Taking the Oceanfront Lot
54 Pages Posted: 9 Aug 2016
Date Written: August 4, 2016
Oceanfront landowners and states share a property boundary that runs between the wet and dry parts of the shore. This legal coastline is different from an ordinary land boundary. First, on sandy beaches, the line is constantly in flux, and it cannot be marked except momentarily. Without the help of a surveyor and a court, neither the landowner nor a citizen walking down the beach has the ability to know exactly where the line lies. This uncertainty means that, as a practical matter, ownership of some part of the beach is effectively shared. Second, the common law establishes that the owner of each oceanfront lot holds easement-like interests in adjacent state-owned land; and, the state holds similar interests in the oceanfront lot. For these two reasons, the legal relationship between the oceanfront owner and the state is more interdependent than it may seem at first.
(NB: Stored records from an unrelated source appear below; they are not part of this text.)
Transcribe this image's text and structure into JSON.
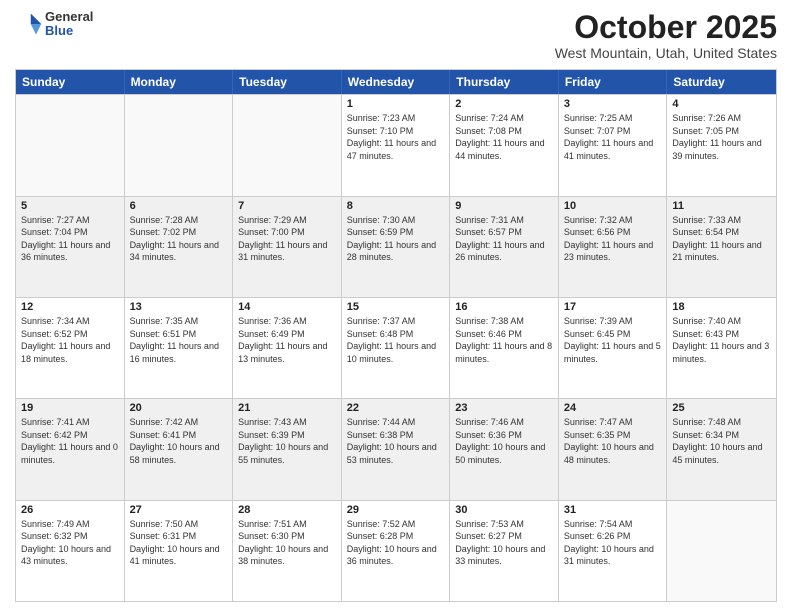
{
  "header": {
    "logo": {
      "general": "General",
      "blue": "Blue"
    },
    "title": "October 2025",
    "location": "West Mountain, Utah, United States"
  },
  "days_of_week": [
    "Sunday",
    "Monday",
    "Tuesday",
    "Wednesday",
    "Thursday",
    "Friday",
    "Saturday"
  ],
  "weeks": [
    [
      {
        "day": "",
        "info": ""
      },
      {
        "day": "",
        "info": ""
      },
      {
        "day": "",
        "info": ""
      },
      {
        "day": "1",
        "info": "Sunrise: 7:23 AM\nSunset: 7:10 PM\nDaylight: 11 hours and 47 minutes."
      },
      {
        "day": "2",
        "info": "Sunrise: 7:24 AM\nSunset: 7:08 PM\nDaylight: 11 hours and 44 minutes."
      },
      {
        "day": "3",
        "info": "Sunrise: 7:25 AM\nSunset: 7:07 PM\nDaylight: 11 hours and 41 minutes."
      },
      {
        "day": "4",
        "info": "Sunrise: 7:26 AM\nSunset: 7:05 PM\nDaylight: 11 hours and 39 minutes."
      }
    ],
    [
      {
        "day": "5",
        "info": "Sunrise: 7:27 AM\nSunset: 7:04 PM\nDaylight: 11 hours and 36 minutes."
      },
      {
        "day": "6",
        "info": "Sunrise: 7:28 AM\nSunset: 7:02 PM\nDaylight: 11 hours and 34 minutes."
      },
      {
        "day": "7",
        "info": "Sunrise: 7:29 AM\nSunset: 7:00 PM\nDaylight: 11 hours and 31 minutes."
      },
      {
        "day": "8",
        "info": "Sunrise: 7:30 AM\nSunset: 6:59 PM\nDaylight: 11 hours and 28 minutes."
      },
      {
        "day": "9",
        "info": "Sunrise: 7:31 AM\nSunset: 6:57 PM\nDaylight: 11 hours and 26 minutes."
      },
      {
        "day": "10",
        "info": "Sunrise: 7:32 AM\nSunset: 6:56 PM\nDaylight: 11 hours and 23 minutes."
      },
      {
        "day": "11",
        "info": "Sunrise: 7:33 AM\nSunset: 6:54 PM\nDaylight: 11 hours and 21 minutes."
      }
    ],
    [
      {
        "day": "12",
        "info": "Sunrise: 7:34 AM\nSunset: 6:52 PM\nDaylight: 11 hours and 18 minutes."
      },
      {
        "day": "13",
        "info": "Sunrise: 7:35 AM\nSunset: 6:51 PM\nDaylight: 11 hours and 16 minutes."
      },
      {
        "day": "14",
        "info": "Sunrise: 7:36 AM\nSunset: 6:49 PM\nDaylight: 11 hours and 13 minutes."
      },
      {
        "day": "15",
        "info": "Sunrise: 7:37 AM\nSunset: 6:48 PM\nDaylight: 11 hours and 10 minutes."
      },
      {
        "day": "16",
        "info": "Sunrise: 7:38 AM\nSunset: 6:46 PM\nDaylight: 11 hours and 8 minutes."
      },
      {
        "day": "17",
        "info": "Sunrise: 7:39 AM\nSunset: 6:45 PM\nDaylight: 11 hours and 5 minutes."
      },
      {
        "day": "18",
        "info": "Sunrise: 7:40 AM\nSunset: 6:43 PM\nDaylight: 11 hours and 3 minutes."
      }
    ],
    [
      {
        "day": "19",
        "info": "Sunrise: 7:41 AM\nSunset: 6:42 PM\nDaylight: 11 hours and 0 minutes."
      },
      {
        "day": "20",
        "info": "Sunrise: 7:42 AM\nSunset: 6:41 PM\nDaylight: 10 hours and 58 minutes."
      },
      {
        "day": "21",
        "info": "Sunrise: 7:43 AM\nSunset: 6:39 PM\nDaylight: 10 hours and 55 minutes."
      },
      {
        "day": "22",
        "info": "Sunrise: 7:44 AM\nSunset: 6:38 PM\nDaylight: 10 hours and 53 minutes."
      },
      {
        "day": "23",
        "info": "Sunrise: 7:46 AM\nSunset: 6:36 PM\nDaylight: 10 hours and 50 minutes."
      },
      {
        "day": "24",
        "info": "Sunrise: 7:47 AM\nSunset: 6:35 PM\nDaylight: 10 hours and 48 minutes."
      },
      {
        "day": "25",
        "info": "Sunrise: 7:48 AM\nSunset: 6:34 PM\nDaylight: 10 hours and 45 minutes."
      }
    ],
    [
      {
        "day": "26",
        "info": "Sunrise: 7:49 AM\nSunset: 6:32 PM\nDaylight: 10 hours and 43 minutes."
      },
      {
        "day": "27",
        "info": "Sunrise: 7:50 AM\nSunset: 6:31 PM\nDaylight: 10 hours and 41 minutes."
      },
      {
        "day": "28",
        "info": "Sunrise: 7:51 AM\nSunset: 6:30 PM\nDaylight: 10 hours and 38 minutes."
      },
      {
        "day": "29",
        "info": "Sunrise: 7:52 AM\nSunset: 6:28 PM\nDaylight: 10 hours and 36 minutes."
      },
      {
        "day": "30",
        "info": "Sunrise: 7:53 AM\nSunset: 6:27 PM\nDaylight: 10 hours and 33 minutes."
      },
      {
        "day": "31",
        "info": "Sunrise: 7:54 AM\nSunset: 6:26 PM\nDaylight: 10 hours and 31 minutes."
      },
      {
        "day": "",
        "info": ""
      }
    ]
  ]
}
It is much more than the usual neighbor relationship.
Disputes over oceanfront property are often framed as cases of wrongful taking under the Fifth Amendment’s Just Compensation Clause. The Supreme Court has historically applied its standard takings test for determining whether or not a state is liable for the impact of its rules on a landowner’s rights. This Article is the first to examine the question of whether use of this standard test is optimal, or even logical, in cases between states and the owners of oceanfront land. Given the fact that climate change impacts such as sea-level rise are likely to increase rates of conflict along the legal coastline, the potential benefits of a test that takes into account the special relationship between these parties are significant. Support for an alternative test can be found in two sets of common law property rules, the upland rights and public trust doctrines, as well as in a mechanism that nineteenth-century courts used to resolve similar disputes.